In this article, we will explore the method to suppress successful login and backups messages in the error log for SQL databases.
SQL Server logs useful event information in the error log. It is a primary point of investigating any possible issues with the SQL Server, database, connections, backups, trace flags, startup parameters, recovery information. It helps to minimize the entries in this log file so that you can easily find out the relevant data. One option is to recycle the error log at frequent intervals so that SQL Server can process the information in a log file quickly. You should do the error log recycle as part of your SQL database maintenance activities.
Usually, SQL Server error logs filled with two kinds of events.
Login success messages
Whenever a new connection occurs in SQL Server, it logs an entry in the error log. In a busy OLTP system, you might get much connection every second, and it might fill your error log. Many times, we do not require these events in our error log. By default, SQL Server logs both successful and failed login messages in the error log. It is part of login auditing in SQL Server.
To view the current login audit for your SQL instance, connect to it in SSMS and open instance properties. In the instance properties, navigate to Security and check for the login auditing option as shown below.
In the below image, we see both successful and failed logins.
Usually, we do not require these successful logins information. We only require the failed login messages so that if any user complaints about connection issues, we can check the error message, its severity, and state to troubleshoot further.
It is a good idea to suppress these login success messages in the error logs. You can configure an extended event session in case you need to capture this information for some regulatory requirements
Disable successful login messages in the error log
To disable the successful login messages in the SQL Server error log, modify the login auditing option to Failed logins only.
SQL Server stores the login auditing information in the registry. If you script out the SSMS actions, you see that it modifies the registry key value to control the SQL Server login auditing mechanism.
EXEC xp_instance_regwrite N'HKEY_LOCAL_MACHINE', N'Software\Microsoft\MSSQLServer\MSSQLServer', N'AuditLevel', REG_DWORD, 2
It immediately changes the login auditing in SQL Server. You do not require to recycle SQL Server services. After the change, you only get failed connections information.
Backup success messages
SQL Server logs information about each successful backups. For a production instance, we might combine full, differential and transaction log backups. The transaction log backup might frequently occur such as every 5 or 10 minutes depending upon your recovery objectives. You get entries in the error logs like below for full and transaction log backup. Sometimes, you might see timeout errors while you open the error log in the SSMS. It might occur due to large error logs.
Suppose in a production instance, you have 100 databases, and your transaction log backup occurs every 5 minutes. It means every 5 minutes you have 100 entries for the transaction log backups. It means 1200 entries in an hour and 28,800 entries in a day. It fills your transaction log quickly. Really! You might also miss some useful events due to these bulk entries. It is applicable to log shipping as well that takes regular SQL database backup and restore on to the secondary instance.
SQL database professionals do not monitor the backups using these error logs.
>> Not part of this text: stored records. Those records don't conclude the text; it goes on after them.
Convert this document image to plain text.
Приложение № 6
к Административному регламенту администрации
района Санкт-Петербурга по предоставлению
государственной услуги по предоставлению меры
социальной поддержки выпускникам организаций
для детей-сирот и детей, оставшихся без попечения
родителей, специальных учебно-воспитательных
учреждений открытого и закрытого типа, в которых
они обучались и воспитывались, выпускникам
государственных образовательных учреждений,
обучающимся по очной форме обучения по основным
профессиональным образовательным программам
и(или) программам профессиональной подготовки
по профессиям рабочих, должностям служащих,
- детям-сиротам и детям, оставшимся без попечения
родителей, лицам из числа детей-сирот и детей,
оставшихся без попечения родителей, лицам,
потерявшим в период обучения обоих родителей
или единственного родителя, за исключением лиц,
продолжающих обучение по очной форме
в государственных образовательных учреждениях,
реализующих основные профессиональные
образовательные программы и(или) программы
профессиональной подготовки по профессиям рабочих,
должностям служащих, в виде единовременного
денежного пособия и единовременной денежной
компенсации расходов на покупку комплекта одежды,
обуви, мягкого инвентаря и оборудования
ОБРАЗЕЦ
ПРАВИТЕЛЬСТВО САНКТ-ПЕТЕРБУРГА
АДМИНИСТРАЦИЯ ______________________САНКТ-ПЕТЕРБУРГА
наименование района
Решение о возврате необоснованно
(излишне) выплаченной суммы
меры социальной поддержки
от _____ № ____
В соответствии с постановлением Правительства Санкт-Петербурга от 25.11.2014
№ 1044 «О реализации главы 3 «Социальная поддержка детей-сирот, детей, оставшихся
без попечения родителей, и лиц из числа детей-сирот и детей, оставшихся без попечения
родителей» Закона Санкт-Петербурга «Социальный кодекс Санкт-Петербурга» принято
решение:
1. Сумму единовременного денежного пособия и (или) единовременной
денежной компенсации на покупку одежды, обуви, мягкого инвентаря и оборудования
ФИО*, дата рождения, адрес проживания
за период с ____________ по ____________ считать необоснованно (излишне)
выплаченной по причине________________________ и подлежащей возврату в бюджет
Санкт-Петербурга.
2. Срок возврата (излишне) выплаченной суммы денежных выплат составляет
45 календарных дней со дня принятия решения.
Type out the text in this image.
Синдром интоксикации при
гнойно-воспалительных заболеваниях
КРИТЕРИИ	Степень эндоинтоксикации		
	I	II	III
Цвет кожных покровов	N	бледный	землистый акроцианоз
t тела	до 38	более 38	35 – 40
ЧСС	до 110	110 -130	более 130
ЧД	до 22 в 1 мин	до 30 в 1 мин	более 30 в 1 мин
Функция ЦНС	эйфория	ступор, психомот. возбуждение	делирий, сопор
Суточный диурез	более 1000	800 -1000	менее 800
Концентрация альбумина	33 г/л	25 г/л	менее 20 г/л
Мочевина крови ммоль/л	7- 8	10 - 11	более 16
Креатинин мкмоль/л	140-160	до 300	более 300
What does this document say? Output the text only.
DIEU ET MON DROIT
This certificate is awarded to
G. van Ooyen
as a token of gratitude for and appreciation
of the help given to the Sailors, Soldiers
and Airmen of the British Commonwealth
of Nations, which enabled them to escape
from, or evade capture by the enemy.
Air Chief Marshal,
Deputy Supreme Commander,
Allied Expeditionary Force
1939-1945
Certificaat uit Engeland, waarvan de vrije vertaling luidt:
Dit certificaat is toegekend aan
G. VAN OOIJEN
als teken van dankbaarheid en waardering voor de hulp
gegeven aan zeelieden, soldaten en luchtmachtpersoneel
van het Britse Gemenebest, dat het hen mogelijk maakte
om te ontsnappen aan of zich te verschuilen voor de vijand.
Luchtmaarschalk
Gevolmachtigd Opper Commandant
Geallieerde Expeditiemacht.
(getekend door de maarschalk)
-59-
We can query system tables in the MSDB database to check backup history.
Turn on trace flag 3226 at global-session level
To suppress the successful backup entries, we can use the trace flag 3226. Trace flags in SQL Server are like unique configurations that alter specific system actions. We can enable the trace flags at the system level or the session-level. You can learn more about trace flags in the article SQL Server 2016 Trace flags modifications.
Let’s enable this trace flag at the session level and observer the transaction log entries in the error logs. Before we enable the trace flag, recycle the error log using the sp_cycle_errorlog system stored procedure. It closes the existing error log file and creates a new file similar to the SQL service restart process.
We use DBCC TRACEON to enable a specific trace flag. The -1 argument tells SQL Server to enable the trace flags at the global session-level.
In the error log, it logs an entry for the trace flag we enabled.
Now, we took a full SQL database backup and two subsequent transaction log backups in the default backup directory.
backup database adventureworks to disk='AdventureWorks.bak'
backup log adventureworks to disk='AdventureWorks_log.trn'
backup log adventureworks to disk='AdventureWorks_log1.trn'
Backups are successful, as shown below.
Now, if you open the current error log, it does not show any entry for these successful SQL database backups.
Turn on trace flag 3226 using startup parameter
We can enable the trace flag using the startup parameters in SQL Server Configuration Manager. It ensures your trace flags are enabled even you restart SQL services.
Open SQL Server Configuration Manager and in the SQL server properties, navigate to Startup parameters. In this, specify -T3226 trace flag to enable the trace flag in the startup parameter.
Click on Add and Apply. It asks you to restart SQL Services.
In this article, we explored to suppress successful logins and SQL database backup messages in the SQL Server error logs. You should carefully examine your requirements, implement solutions in the lower environment and configure in the production environment with proper testing.